Firewall Configuration Prerequisites
By Jay Beale, Lead Developer, Bastille Linux Project (email@example.com), Principal Consultant JJB Security Consulting and Training (C) 2000, Jay Beale /FONT>
A few weeks ago, I wrote a piece on the improvements in Linux firewalling. In preparing to write the followup article showing you how to actually build a SOHO firewall with Linux 2.4, I realized that firewall configuration requires at least a minimal understanding of TCP/IP fundamentals. This article, then, is a pre-requisite for next Monday's followup. We'll look at firewall placement, default deny/allow policies, and very basic TCP/IP fundamentals. Finally, while the follow-up will be fairly detail-oriented, this article should be useful and accessible to everyone from the system administrator to the network administrator to the CTO.
With that said, let's start to consider the issues. First, placement:
Where Do I Put the Firewall?
Before we can really get into the firewall design, we really should consider where this box fits into your network architecture. See, a firewall generally serves as a point of connection between two networks. It's often called a "choke point" as it serves to stop selected data from crossing over from one network to another. In most SOHO environments, the two involved networks are: 1) the Internet and 2) your company's internal network.

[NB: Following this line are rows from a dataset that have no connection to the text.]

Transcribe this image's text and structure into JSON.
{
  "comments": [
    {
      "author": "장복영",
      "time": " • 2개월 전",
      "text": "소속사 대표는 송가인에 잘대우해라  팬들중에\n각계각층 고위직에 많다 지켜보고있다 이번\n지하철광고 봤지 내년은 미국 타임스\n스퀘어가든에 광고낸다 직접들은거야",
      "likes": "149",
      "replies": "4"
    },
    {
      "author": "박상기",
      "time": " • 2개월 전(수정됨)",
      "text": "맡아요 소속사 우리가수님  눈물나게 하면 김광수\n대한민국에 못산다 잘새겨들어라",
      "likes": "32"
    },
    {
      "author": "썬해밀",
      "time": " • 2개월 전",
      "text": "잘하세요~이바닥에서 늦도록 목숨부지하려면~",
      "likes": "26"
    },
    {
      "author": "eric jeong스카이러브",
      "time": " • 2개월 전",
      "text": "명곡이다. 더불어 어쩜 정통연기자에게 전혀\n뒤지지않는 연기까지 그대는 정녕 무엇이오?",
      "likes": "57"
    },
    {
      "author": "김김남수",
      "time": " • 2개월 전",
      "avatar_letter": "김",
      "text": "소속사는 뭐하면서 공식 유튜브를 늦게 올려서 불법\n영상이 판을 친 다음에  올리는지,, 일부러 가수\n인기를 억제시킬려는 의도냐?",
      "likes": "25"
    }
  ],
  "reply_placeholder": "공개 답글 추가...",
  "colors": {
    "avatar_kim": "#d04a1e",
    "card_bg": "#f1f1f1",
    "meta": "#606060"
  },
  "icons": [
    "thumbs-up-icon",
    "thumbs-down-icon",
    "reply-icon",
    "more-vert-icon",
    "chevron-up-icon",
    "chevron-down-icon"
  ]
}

In any environment even slightly more complex, you might place these firewalls in additional locations: between your financial/HR network and the rest of your company's networks, perhaps. You might also use a single firewall to mediate connections between three or more networks. Many companies like a "DMZ" situation, where the firewall mediates connections between 1) their internal network, 2) their public network of web servers, mail servers, and DNS servers and 3) the Internet. This article by Kurt Seifried discusses this "placement" decision in greater detail. My SOHO firewall will cover the simplest case , because it is the most common in a SOHO environment, but it is good to keep others in mind.
So, given a knowledge of where you're placing your firewall, you now need to talk about the general firewall policy decision: default allow or default deny.
Getting Into the Design
Every firewall ruleset design begins with a decision between two basic security stances: default deny and default allow. Basically, under default allow, you allow all types of traffic that you don't specifically block. This is often the stance of choice for universities and other extremely open and flexible environments. At the potential cost of weaker security, you gain a huge amount of flexibility. It also models the kinds of interactions that your employees/bosses are most accustomed to: there are a set of rules that cannot be broken, but all other communication/behavior is permitted. Now, what do I mean by weaker security? Well, developing rules against network applications, vulnerabilities or attacks after the fact opens you up to windows of vulnerability that you might not be happy with. On the other hand, you can look at default deny.
Default deny lends greater security, at the cost of flexibility and your time. I prefer this latter type for a secure environment, like a server farm. For a large network of users, it can prove very, very difficult to get right. Expect that you will "break" application access for someone in your first trial run of any default deny firewall. The problem is this: you don't yet know about every network-accessible program that your organization uses. Here's an example: when I designed my first large-scale firewall, I didn't realize we were using Instant Messaging clients for communication between sysadmins. This was caught in a group review of the firewall before we put it in place. These kind of misses are very, very common and quite expected - this is why you have group review of firewall policies under default deny!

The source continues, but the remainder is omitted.